2017-18:   Next to appear on the Duke campus were  four one-and-doners in Marvin Bagley, Wendell Carter, Trevon Duval, and Gary Trent. Bagley was indisputably the top recruit in the nation, with the other three rating very highly also. Duke’s regular season record was a respectable 29-8, and the team was able to advance to the Elite Eight before being defeated in overtime by a fine Kansas team. An image difficult to forget was Wendell Carter’s obvious despair when he didn’t play at his best and was called for his fifth on a questionable blocking foul with three minutes left in overtime.

So, how successful has Coach K’s transition been to recruiting the very top players in the nation every year—virtually assured to only remain for a year?  Well, it has resulted in one national championship. Some great programs have yet to ever win it all, so from that standpoint, Duke has done well enough.

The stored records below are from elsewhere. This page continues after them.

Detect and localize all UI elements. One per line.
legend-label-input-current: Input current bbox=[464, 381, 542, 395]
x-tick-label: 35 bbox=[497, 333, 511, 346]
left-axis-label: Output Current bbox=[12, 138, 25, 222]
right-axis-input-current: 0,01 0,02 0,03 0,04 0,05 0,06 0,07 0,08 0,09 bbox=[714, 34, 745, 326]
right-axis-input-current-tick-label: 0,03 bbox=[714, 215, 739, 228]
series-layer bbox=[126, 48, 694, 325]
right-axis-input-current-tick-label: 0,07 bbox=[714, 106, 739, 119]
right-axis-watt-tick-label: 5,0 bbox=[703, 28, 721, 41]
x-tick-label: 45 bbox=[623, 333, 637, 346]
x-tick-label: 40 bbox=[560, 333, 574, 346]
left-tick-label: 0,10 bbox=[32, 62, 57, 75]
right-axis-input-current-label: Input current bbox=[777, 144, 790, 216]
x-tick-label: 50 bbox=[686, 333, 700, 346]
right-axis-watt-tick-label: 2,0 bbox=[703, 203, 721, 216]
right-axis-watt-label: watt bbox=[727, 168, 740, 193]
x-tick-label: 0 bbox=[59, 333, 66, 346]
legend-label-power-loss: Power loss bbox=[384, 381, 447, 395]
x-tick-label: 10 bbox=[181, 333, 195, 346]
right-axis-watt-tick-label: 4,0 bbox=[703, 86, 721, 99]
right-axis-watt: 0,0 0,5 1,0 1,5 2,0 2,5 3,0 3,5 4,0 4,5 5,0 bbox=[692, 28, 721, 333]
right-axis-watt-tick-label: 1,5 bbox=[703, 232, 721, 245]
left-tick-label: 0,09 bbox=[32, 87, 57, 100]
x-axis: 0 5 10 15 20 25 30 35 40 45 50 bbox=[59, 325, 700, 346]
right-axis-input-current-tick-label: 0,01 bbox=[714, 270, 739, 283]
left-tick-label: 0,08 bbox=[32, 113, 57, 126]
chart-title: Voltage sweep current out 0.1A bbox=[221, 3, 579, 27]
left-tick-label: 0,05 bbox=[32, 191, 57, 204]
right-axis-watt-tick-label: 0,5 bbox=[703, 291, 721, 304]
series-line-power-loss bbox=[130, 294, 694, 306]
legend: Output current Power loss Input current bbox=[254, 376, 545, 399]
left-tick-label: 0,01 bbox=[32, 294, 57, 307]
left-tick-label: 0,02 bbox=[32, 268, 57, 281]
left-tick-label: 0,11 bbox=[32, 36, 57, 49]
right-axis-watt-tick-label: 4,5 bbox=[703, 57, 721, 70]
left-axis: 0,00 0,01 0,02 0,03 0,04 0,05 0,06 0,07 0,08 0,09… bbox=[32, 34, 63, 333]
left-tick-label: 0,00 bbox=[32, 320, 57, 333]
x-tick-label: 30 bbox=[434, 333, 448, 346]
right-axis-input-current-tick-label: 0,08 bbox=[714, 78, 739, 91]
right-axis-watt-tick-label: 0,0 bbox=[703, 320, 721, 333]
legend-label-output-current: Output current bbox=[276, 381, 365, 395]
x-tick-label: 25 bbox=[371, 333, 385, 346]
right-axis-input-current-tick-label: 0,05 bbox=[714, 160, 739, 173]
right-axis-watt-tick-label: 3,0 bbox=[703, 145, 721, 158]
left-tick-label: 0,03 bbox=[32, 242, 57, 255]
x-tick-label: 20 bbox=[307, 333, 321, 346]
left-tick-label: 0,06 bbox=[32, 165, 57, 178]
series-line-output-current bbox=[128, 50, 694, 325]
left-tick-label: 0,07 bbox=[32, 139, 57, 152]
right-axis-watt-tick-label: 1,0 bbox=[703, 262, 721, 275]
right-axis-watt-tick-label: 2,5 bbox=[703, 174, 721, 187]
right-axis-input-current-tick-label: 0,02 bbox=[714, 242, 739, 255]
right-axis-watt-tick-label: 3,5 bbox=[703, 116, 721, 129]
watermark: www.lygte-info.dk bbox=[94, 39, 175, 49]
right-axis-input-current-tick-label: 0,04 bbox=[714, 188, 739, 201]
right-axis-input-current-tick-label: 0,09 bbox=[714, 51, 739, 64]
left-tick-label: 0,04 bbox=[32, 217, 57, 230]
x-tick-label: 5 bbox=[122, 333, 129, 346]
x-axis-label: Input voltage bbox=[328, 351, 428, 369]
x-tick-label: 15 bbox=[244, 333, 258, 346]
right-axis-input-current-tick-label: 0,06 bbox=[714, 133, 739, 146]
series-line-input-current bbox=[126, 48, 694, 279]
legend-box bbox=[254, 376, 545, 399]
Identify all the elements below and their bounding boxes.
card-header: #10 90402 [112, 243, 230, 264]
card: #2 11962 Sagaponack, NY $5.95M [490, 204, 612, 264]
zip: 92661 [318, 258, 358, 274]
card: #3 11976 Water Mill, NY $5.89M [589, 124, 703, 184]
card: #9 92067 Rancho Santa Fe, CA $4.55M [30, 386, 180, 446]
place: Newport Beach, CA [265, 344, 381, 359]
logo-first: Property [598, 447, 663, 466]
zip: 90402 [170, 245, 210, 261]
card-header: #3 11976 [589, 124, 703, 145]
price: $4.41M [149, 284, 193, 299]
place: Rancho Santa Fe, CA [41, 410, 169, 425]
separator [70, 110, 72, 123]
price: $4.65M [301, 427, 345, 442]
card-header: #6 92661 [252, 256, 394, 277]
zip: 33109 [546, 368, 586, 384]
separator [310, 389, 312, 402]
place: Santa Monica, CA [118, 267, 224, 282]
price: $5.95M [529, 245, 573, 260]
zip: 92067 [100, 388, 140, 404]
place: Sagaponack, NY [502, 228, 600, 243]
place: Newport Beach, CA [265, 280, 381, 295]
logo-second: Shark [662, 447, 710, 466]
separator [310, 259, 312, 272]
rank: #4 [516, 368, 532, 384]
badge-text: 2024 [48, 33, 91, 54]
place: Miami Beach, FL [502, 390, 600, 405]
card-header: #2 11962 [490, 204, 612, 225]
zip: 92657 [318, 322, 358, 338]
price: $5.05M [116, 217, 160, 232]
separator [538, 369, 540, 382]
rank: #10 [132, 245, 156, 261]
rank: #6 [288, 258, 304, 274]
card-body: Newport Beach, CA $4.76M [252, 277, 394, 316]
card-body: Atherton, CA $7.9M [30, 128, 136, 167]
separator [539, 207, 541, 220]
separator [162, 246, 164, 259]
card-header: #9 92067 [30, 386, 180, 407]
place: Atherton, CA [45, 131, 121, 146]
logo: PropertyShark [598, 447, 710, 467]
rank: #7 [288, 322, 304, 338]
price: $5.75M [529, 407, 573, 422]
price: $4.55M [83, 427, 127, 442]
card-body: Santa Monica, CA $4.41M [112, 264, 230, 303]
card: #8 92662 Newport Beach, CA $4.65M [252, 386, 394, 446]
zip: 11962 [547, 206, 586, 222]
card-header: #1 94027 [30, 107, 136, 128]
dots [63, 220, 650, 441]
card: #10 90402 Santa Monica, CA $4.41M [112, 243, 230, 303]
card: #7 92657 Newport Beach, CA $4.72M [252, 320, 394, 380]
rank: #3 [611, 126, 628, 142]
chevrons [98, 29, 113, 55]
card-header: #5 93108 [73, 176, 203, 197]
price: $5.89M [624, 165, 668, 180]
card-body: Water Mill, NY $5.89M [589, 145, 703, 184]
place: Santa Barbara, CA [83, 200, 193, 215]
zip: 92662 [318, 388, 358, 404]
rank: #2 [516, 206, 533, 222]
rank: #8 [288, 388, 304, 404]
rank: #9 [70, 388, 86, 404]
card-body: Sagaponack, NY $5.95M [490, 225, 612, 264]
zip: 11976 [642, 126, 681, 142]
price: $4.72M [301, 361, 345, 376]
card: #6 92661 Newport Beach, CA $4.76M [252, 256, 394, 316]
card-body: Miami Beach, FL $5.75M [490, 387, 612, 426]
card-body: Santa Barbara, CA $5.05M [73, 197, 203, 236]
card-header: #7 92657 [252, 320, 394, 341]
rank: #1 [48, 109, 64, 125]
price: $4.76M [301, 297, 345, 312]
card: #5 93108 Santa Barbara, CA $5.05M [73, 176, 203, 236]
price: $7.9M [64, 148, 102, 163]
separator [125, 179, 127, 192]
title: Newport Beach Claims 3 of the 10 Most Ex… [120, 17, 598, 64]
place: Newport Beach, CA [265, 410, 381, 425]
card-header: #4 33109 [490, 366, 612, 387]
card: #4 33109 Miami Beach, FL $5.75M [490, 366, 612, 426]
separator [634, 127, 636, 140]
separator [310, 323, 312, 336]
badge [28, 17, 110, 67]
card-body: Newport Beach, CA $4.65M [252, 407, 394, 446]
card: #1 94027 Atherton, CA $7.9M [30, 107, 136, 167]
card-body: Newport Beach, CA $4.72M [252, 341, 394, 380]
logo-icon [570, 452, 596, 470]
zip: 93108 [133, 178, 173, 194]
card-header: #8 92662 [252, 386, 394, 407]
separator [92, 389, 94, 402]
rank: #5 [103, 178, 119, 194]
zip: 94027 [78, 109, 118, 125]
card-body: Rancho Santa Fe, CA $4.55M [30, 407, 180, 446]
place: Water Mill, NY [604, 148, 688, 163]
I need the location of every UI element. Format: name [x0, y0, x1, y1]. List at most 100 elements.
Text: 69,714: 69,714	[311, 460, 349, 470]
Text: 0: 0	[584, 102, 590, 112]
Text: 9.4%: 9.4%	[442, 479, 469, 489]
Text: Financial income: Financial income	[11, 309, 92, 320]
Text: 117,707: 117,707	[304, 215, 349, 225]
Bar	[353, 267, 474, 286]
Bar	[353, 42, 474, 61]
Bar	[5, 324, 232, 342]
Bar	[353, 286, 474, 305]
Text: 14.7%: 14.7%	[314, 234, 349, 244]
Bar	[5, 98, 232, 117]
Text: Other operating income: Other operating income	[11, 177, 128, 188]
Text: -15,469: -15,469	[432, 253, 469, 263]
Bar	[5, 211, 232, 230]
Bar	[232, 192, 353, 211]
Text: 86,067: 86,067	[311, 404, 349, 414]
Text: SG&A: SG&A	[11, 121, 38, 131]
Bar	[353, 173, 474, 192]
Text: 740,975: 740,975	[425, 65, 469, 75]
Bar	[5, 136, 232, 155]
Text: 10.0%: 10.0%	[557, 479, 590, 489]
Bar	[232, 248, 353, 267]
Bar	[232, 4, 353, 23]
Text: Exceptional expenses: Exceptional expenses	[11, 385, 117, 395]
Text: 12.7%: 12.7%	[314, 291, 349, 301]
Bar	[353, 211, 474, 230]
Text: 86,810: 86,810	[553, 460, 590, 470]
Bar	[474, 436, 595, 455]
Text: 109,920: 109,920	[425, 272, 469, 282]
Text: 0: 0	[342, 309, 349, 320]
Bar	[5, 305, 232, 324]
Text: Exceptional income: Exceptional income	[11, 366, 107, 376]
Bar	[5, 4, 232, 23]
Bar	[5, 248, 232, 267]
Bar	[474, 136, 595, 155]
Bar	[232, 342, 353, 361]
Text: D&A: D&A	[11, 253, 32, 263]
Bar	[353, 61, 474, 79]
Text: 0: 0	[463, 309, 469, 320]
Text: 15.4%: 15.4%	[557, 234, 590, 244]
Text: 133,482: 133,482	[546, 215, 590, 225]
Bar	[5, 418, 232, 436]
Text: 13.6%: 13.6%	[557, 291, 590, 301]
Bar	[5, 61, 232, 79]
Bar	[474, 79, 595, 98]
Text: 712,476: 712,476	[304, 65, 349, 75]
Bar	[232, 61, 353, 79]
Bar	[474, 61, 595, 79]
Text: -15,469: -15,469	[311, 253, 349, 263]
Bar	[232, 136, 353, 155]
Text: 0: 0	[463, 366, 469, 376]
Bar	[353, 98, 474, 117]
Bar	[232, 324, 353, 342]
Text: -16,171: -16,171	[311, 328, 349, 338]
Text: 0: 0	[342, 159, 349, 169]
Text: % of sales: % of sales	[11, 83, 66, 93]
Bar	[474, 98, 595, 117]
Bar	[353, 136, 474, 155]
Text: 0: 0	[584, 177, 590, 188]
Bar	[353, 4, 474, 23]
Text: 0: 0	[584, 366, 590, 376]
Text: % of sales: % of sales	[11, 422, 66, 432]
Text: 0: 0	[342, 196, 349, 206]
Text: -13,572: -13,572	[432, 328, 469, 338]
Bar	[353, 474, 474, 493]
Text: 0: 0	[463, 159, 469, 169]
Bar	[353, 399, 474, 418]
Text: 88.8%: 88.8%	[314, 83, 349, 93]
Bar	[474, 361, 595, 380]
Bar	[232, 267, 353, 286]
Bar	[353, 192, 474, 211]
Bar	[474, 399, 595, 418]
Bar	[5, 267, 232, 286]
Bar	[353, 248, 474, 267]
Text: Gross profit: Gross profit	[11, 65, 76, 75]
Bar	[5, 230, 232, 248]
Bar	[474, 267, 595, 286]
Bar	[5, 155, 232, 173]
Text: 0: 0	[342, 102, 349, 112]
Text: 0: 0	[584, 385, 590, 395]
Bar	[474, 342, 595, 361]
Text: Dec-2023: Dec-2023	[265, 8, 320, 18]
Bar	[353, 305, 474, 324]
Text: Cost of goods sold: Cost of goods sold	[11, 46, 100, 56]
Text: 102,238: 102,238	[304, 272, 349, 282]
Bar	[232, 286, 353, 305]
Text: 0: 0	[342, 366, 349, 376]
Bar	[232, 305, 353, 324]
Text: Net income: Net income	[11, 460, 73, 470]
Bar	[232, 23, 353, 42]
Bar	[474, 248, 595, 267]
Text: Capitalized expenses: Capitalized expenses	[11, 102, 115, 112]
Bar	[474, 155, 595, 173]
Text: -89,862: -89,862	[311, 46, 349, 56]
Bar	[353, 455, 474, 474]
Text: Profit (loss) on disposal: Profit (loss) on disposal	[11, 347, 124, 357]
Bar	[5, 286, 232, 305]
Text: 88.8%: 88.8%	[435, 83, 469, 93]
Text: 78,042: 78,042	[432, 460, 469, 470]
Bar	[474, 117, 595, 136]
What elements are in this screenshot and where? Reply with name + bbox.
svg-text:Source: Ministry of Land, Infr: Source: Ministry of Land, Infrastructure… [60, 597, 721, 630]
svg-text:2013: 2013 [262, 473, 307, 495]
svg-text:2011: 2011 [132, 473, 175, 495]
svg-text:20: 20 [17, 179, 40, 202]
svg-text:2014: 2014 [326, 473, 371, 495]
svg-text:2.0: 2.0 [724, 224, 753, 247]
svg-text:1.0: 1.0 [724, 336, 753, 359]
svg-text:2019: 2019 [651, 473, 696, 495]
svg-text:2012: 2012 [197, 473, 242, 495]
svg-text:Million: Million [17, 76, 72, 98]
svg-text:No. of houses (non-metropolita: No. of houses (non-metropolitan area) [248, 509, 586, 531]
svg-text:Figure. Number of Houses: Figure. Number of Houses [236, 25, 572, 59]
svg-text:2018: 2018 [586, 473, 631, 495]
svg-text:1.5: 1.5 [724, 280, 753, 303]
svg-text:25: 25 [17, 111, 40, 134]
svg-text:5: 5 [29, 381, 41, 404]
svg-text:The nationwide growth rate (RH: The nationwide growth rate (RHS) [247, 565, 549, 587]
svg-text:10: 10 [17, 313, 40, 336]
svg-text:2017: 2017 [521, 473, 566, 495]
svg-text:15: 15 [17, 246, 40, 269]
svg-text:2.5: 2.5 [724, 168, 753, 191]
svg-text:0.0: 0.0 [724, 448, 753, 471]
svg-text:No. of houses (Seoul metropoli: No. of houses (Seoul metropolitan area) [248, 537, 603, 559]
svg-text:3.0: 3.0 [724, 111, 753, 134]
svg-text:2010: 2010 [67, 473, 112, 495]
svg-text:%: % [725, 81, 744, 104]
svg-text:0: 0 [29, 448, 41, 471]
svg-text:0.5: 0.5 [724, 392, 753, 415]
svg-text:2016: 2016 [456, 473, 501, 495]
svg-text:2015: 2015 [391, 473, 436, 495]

Perhaps as a talking point for those opposing the NBA conveyer belt, immediately before moving in the one-and-done direction, Duke won it all in 2010. However, Coach K has definitely continued the winning tradition at Duke using this approach.

This coming season Duke will have arguably the most talented group of freshmen he has ever recruited. They feature the first, second, and third ranked players in the nation, as well as the number one point guard in the class.  Barring unforeseen problems or injuries, it surely appears that this offers Coach the top class and one of the best opportunities so far of taking an NBA lottery team to a national championship. This season could be a great proving ground for what top one-and-doners can achieve.